Open label pilot study of oxcarbazepine for inpatients under evaluation for epilepsy surgery

Oxcarbazepine (OXC) is a keto analogue of carbamazepine with no epoxide metabolite. We performed an open-label pilot study of OXC in six men and four women undergoing presurgical evaluation for complex partial or secondarily generalized seizures. Mean age was 34.3 ± 8.3 years, and mean duration of epilepsy was 18.2 ± 11.1 years. Patients were monitored for approximately 7 days before entry into an open-label add-on OXC study. Baseline antiepileptic medications were stopped in seven of the ten patients prior to initiating OXC. OXC was titrated to 2,400 mg/day in two divided doses over 2-3 days.
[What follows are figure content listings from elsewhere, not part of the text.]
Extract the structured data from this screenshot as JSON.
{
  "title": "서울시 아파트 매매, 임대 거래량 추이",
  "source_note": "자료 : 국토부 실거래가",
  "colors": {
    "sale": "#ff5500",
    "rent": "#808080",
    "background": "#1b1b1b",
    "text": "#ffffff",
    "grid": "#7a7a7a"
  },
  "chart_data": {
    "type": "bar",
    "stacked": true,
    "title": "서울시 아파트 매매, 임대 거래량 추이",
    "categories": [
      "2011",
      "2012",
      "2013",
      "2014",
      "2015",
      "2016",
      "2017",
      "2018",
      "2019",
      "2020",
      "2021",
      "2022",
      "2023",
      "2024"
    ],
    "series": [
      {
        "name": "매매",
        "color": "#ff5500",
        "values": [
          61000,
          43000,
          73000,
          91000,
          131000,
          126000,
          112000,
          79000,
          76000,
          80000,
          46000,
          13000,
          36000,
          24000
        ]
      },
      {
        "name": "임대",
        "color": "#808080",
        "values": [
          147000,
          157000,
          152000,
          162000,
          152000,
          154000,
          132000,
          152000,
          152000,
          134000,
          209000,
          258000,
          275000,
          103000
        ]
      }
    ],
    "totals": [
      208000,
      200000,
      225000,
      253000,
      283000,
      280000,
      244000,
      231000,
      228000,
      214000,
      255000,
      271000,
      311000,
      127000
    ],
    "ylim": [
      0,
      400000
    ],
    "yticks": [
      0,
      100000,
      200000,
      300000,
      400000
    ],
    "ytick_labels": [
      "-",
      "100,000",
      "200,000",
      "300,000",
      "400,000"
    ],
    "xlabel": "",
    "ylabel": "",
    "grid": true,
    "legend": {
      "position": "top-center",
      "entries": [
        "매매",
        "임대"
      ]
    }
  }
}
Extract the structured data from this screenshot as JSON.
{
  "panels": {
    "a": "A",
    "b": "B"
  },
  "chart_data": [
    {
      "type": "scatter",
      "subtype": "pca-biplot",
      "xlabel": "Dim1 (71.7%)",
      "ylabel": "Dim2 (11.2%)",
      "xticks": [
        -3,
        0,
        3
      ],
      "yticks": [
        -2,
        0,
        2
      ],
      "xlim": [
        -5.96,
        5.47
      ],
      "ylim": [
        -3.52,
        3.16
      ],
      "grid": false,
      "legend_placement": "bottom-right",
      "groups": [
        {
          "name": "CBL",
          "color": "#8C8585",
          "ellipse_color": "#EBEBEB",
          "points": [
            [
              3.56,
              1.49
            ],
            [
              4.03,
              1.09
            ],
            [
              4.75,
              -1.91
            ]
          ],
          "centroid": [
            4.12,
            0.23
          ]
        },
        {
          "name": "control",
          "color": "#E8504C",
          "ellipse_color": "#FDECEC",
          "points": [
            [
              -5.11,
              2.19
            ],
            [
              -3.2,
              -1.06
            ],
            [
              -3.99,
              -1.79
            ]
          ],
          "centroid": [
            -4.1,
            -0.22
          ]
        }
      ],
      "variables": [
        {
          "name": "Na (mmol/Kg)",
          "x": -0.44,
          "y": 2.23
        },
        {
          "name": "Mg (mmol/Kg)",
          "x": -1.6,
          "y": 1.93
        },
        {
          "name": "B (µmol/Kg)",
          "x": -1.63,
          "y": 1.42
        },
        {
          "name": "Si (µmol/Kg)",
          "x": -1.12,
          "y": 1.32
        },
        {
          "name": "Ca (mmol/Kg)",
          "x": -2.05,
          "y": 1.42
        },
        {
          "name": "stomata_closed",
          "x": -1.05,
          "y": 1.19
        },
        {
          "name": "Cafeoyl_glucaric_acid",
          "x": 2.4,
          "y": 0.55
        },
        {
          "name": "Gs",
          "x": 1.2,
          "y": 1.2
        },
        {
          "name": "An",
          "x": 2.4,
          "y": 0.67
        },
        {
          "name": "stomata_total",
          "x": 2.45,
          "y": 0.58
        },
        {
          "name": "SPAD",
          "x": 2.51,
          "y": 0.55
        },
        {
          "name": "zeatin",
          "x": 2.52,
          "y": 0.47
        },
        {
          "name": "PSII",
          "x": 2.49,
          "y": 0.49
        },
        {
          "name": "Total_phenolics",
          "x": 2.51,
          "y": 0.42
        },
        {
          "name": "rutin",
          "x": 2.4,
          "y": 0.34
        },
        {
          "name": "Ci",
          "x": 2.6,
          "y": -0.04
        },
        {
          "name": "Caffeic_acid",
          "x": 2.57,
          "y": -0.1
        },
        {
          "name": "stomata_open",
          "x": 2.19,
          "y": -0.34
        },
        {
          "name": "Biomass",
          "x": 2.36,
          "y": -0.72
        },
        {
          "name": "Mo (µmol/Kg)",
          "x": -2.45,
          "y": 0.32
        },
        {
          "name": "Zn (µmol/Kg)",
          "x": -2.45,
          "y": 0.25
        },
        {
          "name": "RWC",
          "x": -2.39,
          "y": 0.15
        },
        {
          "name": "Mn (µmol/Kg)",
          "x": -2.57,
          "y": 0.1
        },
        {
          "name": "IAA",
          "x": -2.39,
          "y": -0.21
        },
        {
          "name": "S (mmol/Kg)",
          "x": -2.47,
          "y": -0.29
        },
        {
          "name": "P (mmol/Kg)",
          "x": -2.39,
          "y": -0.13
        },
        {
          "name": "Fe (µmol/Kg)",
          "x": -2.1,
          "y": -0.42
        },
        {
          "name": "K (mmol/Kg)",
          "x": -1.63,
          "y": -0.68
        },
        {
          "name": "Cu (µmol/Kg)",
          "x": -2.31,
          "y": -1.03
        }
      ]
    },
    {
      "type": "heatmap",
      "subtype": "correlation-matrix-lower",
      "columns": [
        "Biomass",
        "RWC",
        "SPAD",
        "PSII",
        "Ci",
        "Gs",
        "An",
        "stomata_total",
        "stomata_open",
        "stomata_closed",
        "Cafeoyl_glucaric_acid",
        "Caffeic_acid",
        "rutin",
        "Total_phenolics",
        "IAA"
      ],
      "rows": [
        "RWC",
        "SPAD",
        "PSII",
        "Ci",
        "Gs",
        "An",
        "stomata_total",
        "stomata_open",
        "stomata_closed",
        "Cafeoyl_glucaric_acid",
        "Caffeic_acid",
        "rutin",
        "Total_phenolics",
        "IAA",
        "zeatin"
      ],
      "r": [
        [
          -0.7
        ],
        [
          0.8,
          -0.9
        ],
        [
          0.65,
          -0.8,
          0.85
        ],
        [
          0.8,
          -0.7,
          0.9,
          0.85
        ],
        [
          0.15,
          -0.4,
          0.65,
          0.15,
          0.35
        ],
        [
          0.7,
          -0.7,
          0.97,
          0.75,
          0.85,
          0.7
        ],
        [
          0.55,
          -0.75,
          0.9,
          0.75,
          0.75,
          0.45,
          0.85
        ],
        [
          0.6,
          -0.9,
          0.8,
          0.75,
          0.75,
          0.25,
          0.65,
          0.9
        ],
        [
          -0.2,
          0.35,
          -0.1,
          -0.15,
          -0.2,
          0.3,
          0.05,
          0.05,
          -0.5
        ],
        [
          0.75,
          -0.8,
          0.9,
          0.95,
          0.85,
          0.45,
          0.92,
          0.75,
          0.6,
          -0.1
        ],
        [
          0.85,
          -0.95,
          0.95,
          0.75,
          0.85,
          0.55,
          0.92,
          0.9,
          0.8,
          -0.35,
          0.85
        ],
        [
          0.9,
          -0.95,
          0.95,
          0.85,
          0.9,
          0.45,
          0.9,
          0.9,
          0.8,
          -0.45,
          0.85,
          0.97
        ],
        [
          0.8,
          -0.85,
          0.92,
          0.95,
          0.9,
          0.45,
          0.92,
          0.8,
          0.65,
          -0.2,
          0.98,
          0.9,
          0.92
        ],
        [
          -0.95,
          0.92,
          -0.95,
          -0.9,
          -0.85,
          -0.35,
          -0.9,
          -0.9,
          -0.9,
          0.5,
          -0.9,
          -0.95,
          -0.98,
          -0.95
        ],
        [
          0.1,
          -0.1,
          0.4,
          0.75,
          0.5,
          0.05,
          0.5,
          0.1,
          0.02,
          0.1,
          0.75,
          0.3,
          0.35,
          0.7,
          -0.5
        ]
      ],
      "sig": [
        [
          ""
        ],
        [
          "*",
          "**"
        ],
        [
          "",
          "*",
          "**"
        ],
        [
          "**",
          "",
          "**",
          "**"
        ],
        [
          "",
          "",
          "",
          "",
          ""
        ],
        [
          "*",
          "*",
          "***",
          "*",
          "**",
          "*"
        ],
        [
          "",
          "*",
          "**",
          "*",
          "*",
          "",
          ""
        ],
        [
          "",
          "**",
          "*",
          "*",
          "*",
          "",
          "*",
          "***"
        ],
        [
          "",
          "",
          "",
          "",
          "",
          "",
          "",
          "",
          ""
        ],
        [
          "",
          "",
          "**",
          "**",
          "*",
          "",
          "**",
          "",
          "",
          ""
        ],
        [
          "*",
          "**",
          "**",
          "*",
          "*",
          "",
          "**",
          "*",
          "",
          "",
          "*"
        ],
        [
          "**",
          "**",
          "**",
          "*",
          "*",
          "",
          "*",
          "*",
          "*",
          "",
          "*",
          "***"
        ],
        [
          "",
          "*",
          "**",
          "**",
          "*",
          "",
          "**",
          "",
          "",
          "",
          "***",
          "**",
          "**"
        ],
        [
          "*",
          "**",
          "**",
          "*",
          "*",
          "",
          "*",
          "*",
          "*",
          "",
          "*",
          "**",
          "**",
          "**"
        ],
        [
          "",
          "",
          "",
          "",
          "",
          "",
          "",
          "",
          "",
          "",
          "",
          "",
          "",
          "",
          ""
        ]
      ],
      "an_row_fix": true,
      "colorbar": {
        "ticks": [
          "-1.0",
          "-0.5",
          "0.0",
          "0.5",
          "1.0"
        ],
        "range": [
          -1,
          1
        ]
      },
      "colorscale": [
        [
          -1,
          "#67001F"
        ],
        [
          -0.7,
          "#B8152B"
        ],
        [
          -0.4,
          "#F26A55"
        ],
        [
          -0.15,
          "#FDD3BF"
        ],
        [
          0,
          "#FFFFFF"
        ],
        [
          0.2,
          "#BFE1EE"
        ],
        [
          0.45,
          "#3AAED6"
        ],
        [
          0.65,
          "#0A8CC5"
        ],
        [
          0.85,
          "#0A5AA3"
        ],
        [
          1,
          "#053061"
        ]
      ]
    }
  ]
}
The baseline daily seizure frequency was 0.75 ± 0.49, compared to 0.19 ± 0.31 seizures per day during the 10 days subjects were on OXC (P = .04, two-tailed paired t test). Overall, 80% of patients showed at least a 50% reduction in seizures, and the mean reduction was to 32% of the baseline. Adverse events consisted of nausea (20%), ataxia (10%), fatigue (10%), blurred vision (10%), and pruritus (10%). Segmented neutrophil counts, serum sodium, and serum AST declined with OXC. This pilot study suggests preliminary evidence for safety and efficacy of OXC.